Antonio Lucio Vivaldi had to give up the priesthood because of his chronic asthma
Antonio Lucio Vivaldi had to give up the priesthood because of his chronic asthma

by Ray Setterfield


July 28, 1741 — Italian composer Antonio Lucio Vivaldi died on this day. Lovers of Baroque music came to regard July 28 as a black day because the other master of the form, Johann Sebastian Bach, departed precisely nine years later – on July 28, 1750. By coincidence, both men were born in the month of March.

Born in Venice in 1678, Vivaldi was the son of a professional violinist. He began studying to become a priest at the age of 15 and was ordained ten years later. Because of his red hair he was known locally as "il Prete Rosso," – "the Red Priest." His twin passions of religion and music dominated his life, but health problems impacted both.

Though – thanks to his father’s teaching – Vivaldi was an accomplished violinist, a severe asthmatic condition often left him chronically short of breath and so unable to play wind instruments. It also meant that he could not deliver mass – a problem that caused him to abandon the priesthood shortly after his ordination.
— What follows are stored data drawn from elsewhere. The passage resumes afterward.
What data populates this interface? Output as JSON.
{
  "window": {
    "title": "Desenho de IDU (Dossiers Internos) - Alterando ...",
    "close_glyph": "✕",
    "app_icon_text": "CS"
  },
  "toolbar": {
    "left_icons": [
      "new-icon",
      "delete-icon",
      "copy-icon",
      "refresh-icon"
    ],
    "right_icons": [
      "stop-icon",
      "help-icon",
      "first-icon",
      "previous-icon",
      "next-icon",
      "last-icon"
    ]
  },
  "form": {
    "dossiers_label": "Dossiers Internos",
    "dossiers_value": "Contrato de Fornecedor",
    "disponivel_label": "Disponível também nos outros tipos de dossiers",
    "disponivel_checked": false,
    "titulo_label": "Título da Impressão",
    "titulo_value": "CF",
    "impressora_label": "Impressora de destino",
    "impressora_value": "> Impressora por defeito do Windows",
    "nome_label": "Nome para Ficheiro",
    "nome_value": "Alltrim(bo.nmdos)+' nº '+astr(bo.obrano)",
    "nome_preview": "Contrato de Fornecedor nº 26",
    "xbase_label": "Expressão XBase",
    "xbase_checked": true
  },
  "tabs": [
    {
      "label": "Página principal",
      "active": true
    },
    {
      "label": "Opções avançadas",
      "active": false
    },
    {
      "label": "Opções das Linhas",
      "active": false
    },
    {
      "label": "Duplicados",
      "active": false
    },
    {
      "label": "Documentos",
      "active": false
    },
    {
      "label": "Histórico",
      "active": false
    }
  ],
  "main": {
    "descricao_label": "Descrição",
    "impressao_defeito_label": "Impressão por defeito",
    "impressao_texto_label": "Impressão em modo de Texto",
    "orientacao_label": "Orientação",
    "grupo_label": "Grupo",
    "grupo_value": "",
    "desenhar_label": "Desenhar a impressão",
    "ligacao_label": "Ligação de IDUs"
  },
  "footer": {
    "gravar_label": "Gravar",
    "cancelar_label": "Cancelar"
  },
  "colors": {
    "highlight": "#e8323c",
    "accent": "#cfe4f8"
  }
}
But it did not stop him from becoming, at the age of 25, master of violin at the Ospedale della Pietà (Devout Hospital of Mercy) in Venice. This was partly an orphanage where boys were taught a trade and girls learnt music. The most talented of them joined an orchestra that played Vivaldi's compositions, and in 1716 he was promoted to music director. Over the next thirty years he composed most of his major works while working at the orphanage.

Vivaldi was aged 48 when a pretty 15-year-old contralto named Anna Girò sang in one of his operas. Her voice was unremarkable but she became part of his entourage and the indispensable prima donna of his subsequent operas. Inevitably, gossip began circulating that she was Vivaldi’s mistress, but it was never proven. After his death she continued to perform successfully in opera until quitting the stage in 1748 to marry a nobleman.

Around 1717 to 1721, Vivaldi wrote his masterpiece, "The Four Seasons", for which he is probably best known. However, in his later years he was eclipsed by younger composers and more modern styles. Changing musical tastes meant that his compositions seemed outmoded and were no longer held in high esteem.

The result was that Vivaldi was engulfed by financial difficulties and died in poverty at Vienna of “internal infection.” Aged 63, he was buried in a simple grave after a funeral service conducted without music.

Vivaldi left some 450 unpublished compositions, a number of which, amazingly, were not performed until the 1990s.